Sound can be assumed by its transformative properties and processes, as a form of alchemy, a transmutation both tangible and intangible, psychic and physical, where every echo or object is processed in terms of its most primal roots, in terms of deep relationships within nature’s elements. In that way, resonance and materiality configure universes, which no longer have to choose between fixed states, but rather stay open to the processes that arise in-between, as a poetic interstice of sonic existence.
Directed by the artists Navid Navab, and Michael Montanaro, Aquaphoneia is an interesting installation debutant Ars Electronica 2016: Alchemists of our Time, in which those vibrant process get explored, allowing time and matter to converge in a transmutation of sonic signals; waves and corpuscles between the liquidity of sound and the sound through liquids.
Aquaphoneia unfolds in the convergence of various technologies, both contemporary and ancient, exploring light, sound and matter through a series of machines whose design and operation roams between recording devices, sound processors, and devices you would easily find in a chemistry laboratory. Such interaction between substance and vanishment of voices appears in a bidirectional process, where the material affects the sonic and vice versa, resulting in processes that seem so typical of a single side, but actually becomes an exploration of each other.
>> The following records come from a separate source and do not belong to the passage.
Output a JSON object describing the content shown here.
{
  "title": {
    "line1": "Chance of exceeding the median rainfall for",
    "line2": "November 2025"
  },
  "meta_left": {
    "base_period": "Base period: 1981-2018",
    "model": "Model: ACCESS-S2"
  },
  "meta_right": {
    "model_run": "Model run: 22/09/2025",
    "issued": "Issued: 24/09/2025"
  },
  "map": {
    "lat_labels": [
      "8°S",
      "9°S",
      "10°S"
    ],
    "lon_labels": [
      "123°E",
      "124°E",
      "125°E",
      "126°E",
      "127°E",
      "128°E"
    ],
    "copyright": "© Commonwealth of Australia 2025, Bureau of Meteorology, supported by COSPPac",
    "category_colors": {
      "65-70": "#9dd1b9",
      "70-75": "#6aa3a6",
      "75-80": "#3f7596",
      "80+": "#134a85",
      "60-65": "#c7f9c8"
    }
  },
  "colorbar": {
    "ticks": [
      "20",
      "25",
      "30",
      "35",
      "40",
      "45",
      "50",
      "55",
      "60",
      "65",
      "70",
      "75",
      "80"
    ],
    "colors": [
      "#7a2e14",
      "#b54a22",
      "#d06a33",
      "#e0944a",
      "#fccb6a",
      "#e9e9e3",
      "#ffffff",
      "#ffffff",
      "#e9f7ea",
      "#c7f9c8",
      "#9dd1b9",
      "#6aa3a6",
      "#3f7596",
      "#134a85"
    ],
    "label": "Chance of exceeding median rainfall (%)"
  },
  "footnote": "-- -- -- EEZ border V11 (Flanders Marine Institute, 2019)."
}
In that way matter and sound come to share a series of an interesting cosmological issues, from granulation to evaporation, among filtering and reactions of all kinds. Calcination, transmutation, release, condensation in different layers of spacetime. Several processes of transformation revealing a point where the material sounds and the sonic materializes in its own set of entities, fluid, temporary, drawn between aesthetic and mechanical forms, under a single principle of oscillation, continuous, interdependent, as an ouroboros.
“A large horn floating mid space echoes the ghosts of Edison, Bell, and Berliner’s machines. But unlike early recording, herding sound energy to etch pressure patterns in solid matter, this odd assemblage transmutes voice into water and water into air. Disembodied voices abandon their sources to cross the event horizon of the horn. Estranged, the schizophone falls into the narrow depths of the bell, squeezed into spatiotemporal infinity, calcinated, liquefied and released: the aqueous voice then flows into three alchemical chambers where inner time is surrendered to the tempi of matter: unbound, yet lucid and sound.
In one corner, voices bubbling inside a sphere of fire are brought to entropy and transmuted into a timeless concentration of spectral mist and phonetic vapor.
An ouroboros chamber twists fermented vowels into distilled consonants to release a thin blade of prosody. This viscous alchemical matter lowers itself to the terra beneath, where matter dances to its own affective tonality.
Another module separates speech into vital elements a drop at a time: words into phonemes, into phono particles, and the invisible quanta of silence.”